The sap in trees,which consists mainly of water in summer,rises in a system of capillaries of radius $r = 2.5 \times 10^{-5} \ m$. The surface tension of sap is $T = 7.28 \times 10^{-2} \ N/m$ and the angle of contact is $0^{\circ}$. Does surface tension alone account for the supply of water to the top of all trees?

(N/A) The height $h$ to which a liquid rises in a capillary tube is given by the formula: $h = \frac{2T \cos \theta}{r \rho g}$.

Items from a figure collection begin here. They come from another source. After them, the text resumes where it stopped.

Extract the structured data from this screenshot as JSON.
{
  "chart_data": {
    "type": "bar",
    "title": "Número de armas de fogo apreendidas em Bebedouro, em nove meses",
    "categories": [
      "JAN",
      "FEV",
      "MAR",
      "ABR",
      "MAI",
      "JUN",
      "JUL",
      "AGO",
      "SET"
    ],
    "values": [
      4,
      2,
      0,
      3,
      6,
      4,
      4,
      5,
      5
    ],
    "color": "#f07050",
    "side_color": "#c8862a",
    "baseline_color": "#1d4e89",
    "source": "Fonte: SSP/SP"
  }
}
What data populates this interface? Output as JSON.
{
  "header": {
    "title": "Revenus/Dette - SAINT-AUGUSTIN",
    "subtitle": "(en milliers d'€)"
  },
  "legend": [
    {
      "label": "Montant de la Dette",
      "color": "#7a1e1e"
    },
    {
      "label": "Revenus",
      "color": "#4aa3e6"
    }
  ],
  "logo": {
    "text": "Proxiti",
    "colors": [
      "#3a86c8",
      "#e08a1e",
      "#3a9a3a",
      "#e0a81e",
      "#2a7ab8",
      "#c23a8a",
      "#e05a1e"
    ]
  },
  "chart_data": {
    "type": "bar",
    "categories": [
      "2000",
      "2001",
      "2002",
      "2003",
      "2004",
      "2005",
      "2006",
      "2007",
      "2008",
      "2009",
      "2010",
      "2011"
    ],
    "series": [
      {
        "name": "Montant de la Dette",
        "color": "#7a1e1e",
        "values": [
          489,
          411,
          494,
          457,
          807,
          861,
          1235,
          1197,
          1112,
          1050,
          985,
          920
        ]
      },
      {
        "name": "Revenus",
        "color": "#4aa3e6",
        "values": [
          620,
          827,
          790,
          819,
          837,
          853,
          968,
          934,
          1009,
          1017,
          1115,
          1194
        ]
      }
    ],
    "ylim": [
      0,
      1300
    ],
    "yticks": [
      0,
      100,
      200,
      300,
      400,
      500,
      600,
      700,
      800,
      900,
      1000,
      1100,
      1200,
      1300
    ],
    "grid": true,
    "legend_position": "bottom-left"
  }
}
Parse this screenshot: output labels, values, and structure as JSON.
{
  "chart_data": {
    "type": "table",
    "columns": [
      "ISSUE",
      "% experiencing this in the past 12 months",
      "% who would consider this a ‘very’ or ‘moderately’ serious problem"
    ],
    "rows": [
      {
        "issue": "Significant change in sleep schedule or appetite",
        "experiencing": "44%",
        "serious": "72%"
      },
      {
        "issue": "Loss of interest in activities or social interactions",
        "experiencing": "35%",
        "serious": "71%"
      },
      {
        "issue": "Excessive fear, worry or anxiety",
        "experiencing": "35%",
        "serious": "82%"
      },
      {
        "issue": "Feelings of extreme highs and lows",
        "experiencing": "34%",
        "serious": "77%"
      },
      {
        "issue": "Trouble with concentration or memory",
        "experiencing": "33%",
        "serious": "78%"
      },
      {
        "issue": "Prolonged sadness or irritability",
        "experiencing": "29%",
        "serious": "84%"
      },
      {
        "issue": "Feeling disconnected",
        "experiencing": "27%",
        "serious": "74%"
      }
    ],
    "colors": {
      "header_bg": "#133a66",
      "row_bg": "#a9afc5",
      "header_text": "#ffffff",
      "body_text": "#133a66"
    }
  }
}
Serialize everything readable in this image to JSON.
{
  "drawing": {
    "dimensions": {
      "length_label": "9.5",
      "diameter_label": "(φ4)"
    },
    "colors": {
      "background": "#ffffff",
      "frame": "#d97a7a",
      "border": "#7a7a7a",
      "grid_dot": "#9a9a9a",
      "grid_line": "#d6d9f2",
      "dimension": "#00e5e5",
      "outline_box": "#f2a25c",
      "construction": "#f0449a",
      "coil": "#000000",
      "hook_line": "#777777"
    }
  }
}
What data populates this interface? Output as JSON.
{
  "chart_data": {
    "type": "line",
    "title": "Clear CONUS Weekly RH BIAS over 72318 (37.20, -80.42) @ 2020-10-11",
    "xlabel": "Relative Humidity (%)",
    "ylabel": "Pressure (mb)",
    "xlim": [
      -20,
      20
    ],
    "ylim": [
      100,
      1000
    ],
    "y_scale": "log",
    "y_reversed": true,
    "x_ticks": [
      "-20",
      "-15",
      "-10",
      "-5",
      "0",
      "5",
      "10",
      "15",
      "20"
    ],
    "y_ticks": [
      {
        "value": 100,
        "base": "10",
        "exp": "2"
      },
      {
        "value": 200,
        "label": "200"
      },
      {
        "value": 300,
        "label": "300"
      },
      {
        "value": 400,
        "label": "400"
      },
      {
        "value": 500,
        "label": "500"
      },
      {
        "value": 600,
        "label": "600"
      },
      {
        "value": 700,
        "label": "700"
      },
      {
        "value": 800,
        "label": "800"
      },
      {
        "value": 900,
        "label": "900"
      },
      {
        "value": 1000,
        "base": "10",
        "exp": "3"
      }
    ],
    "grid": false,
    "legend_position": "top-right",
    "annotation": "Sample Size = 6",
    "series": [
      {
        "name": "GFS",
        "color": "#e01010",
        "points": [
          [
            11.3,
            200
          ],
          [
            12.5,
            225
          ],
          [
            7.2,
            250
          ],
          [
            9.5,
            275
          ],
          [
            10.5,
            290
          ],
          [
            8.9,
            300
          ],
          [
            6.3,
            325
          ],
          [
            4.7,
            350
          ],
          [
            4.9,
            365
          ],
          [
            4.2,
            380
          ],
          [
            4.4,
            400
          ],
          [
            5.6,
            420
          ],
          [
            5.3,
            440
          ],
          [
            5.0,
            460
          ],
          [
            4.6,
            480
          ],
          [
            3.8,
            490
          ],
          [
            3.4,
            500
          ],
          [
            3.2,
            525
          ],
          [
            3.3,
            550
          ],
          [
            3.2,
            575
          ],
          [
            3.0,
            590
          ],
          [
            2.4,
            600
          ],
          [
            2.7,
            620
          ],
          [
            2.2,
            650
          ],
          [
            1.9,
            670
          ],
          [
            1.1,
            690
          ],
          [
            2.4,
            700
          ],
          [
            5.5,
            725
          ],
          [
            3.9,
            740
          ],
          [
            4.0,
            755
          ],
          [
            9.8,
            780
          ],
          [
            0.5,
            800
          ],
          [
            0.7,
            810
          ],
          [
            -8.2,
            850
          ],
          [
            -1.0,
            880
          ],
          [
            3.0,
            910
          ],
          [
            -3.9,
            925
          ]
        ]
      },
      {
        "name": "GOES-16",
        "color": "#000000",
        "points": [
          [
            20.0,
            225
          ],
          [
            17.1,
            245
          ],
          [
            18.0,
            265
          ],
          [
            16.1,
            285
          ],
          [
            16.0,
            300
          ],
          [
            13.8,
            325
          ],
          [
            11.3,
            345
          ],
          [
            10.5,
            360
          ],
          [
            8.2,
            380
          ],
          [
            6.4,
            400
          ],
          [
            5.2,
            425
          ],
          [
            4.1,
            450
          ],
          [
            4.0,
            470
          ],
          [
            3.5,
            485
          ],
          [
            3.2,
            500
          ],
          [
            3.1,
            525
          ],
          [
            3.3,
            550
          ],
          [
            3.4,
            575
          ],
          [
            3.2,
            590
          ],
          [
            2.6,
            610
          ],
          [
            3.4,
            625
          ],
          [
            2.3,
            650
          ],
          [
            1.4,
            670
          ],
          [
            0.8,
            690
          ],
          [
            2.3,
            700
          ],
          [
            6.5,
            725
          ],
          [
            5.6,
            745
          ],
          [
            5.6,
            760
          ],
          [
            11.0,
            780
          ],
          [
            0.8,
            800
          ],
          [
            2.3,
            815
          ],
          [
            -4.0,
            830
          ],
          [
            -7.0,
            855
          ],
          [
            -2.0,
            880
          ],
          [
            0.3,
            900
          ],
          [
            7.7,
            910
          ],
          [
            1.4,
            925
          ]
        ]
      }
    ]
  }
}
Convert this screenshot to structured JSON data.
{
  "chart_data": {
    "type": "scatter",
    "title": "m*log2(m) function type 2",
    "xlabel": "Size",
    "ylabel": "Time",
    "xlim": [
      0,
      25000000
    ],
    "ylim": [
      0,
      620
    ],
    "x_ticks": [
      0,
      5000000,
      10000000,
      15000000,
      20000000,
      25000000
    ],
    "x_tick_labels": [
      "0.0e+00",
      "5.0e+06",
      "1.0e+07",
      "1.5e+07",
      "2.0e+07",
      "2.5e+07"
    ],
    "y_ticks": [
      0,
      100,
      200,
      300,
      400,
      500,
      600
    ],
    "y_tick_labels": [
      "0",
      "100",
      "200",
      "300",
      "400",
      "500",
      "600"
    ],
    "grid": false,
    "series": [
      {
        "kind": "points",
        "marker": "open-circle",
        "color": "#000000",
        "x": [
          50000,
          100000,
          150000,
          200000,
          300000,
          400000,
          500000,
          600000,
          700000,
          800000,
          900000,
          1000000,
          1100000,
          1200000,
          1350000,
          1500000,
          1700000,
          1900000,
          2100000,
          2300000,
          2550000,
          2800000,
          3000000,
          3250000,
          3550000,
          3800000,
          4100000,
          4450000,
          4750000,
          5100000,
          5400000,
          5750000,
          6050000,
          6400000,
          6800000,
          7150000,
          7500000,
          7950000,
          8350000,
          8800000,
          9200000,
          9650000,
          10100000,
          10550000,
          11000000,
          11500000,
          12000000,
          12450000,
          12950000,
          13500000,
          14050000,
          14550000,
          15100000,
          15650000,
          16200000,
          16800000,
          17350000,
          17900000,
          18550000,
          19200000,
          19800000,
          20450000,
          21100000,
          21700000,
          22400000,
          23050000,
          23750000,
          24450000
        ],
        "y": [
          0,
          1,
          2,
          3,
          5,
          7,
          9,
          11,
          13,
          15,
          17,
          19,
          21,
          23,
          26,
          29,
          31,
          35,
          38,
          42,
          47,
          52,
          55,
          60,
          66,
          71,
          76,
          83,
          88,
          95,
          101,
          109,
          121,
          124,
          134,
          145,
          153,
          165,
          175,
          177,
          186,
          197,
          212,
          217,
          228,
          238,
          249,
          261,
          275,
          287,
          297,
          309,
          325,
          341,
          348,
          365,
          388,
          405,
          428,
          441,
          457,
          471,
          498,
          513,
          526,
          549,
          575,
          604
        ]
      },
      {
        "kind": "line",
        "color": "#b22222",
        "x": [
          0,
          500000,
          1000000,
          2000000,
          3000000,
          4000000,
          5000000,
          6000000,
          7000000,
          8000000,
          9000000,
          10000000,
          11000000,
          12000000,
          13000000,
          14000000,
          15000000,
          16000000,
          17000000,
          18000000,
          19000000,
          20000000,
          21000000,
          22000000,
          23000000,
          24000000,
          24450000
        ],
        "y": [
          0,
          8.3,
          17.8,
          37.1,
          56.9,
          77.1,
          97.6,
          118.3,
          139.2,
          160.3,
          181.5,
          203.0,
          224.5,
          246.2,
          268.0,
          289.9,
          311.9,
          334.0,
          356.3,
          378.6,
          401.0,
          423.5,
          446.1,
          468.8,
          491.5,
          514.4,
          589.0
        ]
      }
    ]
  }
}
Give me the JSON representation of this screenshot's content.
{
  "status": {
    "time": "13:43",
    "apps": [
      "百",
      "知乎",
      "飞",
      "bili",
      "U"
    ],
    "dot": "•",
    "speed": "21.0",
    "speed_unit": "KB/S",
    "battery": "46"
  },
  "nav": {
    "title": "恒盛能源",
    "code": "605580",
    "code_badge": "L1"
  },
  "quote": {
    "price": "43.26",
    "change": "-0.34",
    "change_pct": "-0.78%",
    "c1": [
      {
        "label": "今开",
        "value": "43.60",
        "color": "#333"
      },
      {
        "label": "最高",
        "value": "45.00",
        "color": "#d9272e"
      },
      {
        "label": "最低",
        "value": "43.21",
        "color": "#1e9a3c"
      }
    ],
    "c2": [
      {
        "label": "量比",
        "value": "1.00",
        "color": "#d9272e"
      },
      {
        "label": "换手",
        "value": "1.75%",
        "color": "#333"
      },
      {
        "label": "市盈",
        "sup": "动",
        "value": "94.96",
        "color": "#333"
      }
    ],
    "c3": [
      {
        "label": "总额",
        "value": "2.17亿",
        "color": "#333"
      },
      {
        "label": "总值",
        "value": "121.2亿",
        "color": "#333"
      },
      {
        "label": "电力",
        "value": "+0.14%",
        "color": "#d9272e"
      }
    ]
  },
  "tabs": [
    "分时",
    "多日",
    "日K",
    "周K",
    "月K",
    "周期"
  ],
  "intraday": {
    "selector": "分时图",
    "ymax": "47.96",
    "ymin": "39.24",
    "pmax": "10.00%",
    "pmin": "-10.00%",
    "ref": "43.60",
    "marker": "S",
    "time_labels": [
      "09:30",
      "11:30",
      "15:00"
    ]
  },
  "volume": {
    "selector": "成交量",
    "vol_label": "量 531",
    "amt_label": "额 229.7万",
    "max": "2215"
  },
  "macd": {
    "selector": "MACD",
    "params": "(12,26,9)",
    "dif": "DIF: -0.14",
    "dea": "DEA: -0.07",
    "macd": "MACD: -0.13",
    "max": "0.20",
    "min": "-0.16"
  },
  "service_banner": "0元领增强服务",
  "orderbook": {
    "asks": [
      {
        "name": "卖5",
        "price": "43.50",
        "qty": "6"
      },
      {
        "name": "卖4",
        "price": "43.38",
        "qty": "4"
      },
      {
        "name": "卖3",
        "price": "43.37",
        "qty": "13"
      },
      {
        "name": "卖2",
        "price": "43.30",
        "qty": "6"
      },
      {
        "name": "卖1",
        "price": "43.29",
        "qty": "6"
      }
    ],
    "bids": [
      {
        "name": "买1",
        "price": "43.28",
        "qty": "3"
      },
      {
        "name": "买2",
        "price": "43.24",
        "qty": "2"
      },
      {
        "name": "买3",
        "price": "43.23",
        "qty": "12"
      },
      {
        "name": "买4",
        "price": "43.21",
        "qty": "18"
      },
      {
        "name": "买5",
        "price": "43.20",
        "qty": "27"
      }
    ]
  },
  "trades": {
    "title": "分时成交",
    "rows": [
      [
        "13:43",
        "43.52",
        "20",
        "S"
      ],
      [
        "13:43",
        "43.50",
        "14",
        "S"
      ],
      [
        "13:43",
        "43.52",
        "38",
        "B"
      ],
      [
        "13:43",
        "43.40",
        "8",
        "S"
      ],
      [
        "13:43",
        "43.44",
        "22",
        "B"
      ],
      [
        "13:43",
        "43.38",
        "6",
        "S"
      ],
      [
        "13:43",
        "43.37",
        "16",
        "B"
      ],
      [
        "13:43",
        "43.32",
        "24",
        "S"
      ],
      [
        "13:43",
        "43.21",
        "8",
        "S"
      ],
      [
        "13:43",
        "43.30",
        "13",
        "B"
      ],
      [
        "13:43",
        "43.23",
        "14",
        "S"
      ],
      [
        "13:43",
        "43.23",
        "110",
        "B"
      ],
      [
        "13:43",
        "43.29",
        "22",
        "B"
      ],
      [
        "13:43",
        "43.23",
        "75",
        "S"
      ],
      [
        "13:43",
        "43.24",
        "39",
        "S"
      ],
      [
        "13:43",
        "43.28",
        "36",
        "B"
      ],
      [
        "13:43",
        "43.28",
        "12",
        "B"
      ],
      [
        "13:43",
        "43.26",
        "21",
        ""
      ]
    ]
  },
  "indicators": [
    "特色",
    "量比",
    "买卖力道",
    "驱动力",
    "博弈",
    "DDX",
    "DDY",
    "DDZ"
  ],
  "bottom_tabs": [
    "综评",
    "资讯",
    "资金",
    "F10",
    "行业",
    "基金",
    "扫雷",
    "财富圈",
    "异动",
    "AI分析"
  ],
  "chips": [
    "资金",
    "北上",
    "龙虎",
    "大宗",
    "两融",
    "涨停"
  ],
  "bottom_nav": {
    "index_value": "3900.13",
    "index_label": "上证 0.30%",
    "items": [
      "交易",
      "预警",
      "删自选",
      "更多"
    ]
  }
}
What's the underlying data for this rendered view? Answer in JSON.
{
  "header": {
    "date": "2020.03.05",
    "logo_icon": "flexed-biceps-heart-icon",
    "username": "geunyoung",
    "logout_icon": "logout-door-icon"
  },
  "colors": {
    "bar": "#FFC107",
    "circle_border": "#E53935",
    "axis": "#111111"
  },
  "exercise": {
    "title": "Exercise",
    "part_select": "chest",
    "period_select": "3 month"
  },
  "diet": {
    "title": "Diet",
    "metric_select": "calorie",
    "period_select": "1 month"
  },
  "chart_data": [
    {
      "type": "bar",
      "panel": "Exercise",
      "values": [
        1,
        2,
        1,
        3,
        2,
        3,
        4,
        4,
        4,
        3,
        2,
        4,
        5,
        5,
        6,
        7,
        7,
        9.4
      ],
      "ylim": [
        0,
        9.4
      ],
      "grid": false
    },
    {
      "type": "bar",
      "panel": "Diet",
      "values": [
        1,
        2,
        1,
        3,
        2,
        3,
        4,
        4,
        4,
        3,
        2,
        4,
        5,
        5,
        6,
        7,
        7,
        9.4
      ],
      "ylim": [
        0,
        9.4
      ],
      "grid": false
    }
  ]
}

Given values are: $T = 7.28 \times 10^{-2} \ N/m$,$r = 2.5 \times 10^{-5} \ m$,$\theta = 0^{\circ}$,$\rho = 10^3 \ kg/m^3$ (density of water),and $g = 9.8 \ m/s^2$.
Substituting these values into the formula:
$h = \frac{2 \times (7.28 \times 10^{-2}) \times \cos 0^{\circ}}{(2.5 \times 10^{-5}) \times 10^3 \times 9.8}$
$h = \frac{14.56 \times 10^{-2}}{2.5 \times 10^{-2} \times 9.8} = \frac{14.56}{24.5} \approx 0.594 \ m \approx 0.6 \ m$.
Since the height reached by capillary action is only about $0.6 \ m$,it is insufficient to supply water to the tops of tall trees (which can be $10 \ m$ to $100 \ m$ high). Therefore,surface tension alone cannot account for the supply of water to the top of all trees.